Il senso di quel “sacro dovere” – e non a caso soltanto nell’articolo 52 la Costituzione usa quell’aggettivo – lo si comprende col tempo quando i capelli ingrigiscono e quando ti rendi conto che su quell’altana hai permesso a milioni di tuoi concittadini di dormire tranquilli e di continuare a sbrigare le proprie faccende senza preoccuparsi se qualcuno fosse intenzionato o meno a cambiare con la forza la loro vita o a portargliela via perché diversi per razza, religione, credo politico o per semplice voglia di rapina.
Quella guardia sull’altana trova un senso ancor più oggi col nostro Paese preso “in forcella” da due conflitti – in realtà, uno solo giocato su più fronti – e con la sfida evidente fra Occidente e Tirannia.
E allora, nella giornata che ricorda centinaia di migliaia di ragazzi in grigioverde che sono andati avanti, forse val la pena chiedersi se il patrimonio costruito in oltre un secolo e mezzo di Esercito unitario possa servire ancora, e come, a questa Nazione.
Se, ad esempio, il valore educativo che ha rappresentato – la diffusione di una lingua comune, l’insegnamento scolastico di base e professionale, la condivisione di valori, la conoscenza del proprio Paese, delle sue diversità e delle sue fragilità – possa nuovamente tornare utile per una ripresa morale dell’Italia.
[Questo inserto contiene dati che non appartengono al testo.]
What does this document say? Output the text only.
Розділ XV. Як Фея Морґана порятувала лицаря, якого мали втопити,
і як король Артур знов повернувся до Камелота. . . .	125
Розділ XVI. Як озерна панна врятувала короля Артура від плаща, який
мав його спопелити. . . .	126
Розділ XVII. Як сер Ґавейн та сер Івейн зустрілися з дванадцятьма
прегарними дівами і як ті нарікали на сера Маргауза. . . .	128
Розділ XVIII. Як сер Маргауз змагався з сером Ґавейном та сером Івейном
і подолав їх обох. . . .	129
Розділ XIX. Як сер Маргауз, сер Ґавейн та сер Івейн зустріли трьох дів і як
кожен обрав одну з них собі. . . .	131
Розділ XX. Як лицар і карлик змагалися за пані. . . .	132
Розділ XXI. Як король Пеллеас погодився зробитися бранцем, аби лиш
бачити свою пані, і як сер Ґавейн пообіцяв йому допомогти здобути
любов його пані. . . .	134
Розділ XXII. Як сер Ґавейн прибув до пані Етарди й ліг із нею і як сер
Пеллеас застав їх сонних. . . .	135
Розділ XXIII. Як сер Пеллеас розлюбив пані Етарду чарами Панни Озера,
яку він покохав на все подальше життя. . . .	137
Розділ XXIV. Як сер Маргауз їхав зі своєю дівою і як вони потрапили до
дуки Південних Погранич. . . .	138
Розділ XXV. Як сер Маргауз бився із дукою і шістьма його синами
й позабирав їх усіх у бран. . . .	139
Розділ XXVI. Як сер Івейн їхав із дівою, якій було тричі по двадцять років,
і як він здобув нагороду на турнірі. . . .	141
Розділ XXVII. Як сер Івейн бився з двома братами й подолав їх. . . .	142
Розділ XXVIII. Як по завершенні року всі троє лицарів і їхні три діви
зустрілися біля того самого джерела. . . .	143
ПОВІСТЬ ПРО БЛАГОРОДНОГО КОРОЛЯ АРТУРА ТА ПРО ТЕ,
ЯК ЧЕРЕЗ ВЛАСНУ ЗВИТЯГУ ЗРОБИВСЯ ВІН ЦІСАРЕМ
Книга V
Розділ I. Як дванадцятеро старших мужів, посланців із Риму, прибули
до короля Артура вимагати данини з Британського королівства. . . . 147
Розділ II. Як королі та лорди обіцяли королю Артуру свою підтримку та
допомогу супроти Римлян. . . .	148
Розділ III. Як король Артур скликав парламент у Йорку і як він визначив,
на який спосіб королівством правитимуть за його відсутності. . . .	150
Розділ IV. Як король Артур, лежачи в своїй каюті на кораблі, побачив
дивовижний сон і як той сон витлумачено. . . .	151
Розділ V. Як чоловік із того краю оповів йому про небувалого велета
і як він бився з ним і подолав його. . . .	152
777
L’esercito italiano – dal Piave al Don, dal Vajont all’Afghanistan – è stato uno dei pilastri del Paese. Ha permesso di superare differenze storiche e culturali, di includere nello Stato unitario popolazioni molto diverse fra loro, di creare una coscienza nazionale. Forgiata nel dolore, purtroppo molto spesso. Negli errori, certamente. Nel becero dispotismo, talvolta. Ma quella coscienza l’ha creata.
E oggi, quando il 12% della popolazione non è nata in Italia; quando nelle classi delle scuole, la percentuale di alunni di origine straniera viaggia fra il 30 e il 90%, forse torna indispensabile uno spazio che imponga a tutti di rispettare regole, di imparare a convivere, di insegnare valori universali e il senso del servire la propria comunità, di far conoscere fra loro le nuove generazioni italiane.
Nel nostro Paese ci sono tantissime persone che blaterano ogni giorno di inclusione, ma che non vanno al di là della loro domestica filippina. E poi c’è una Istituzione che ha fatto dell’inclusione la sua ragion d’essere. E che l’ha realizzata. Forse dovremmo ripartire proprio dalle stellette e da quel grigioverde che sta lì, nella nostra storia moderna di Italiani.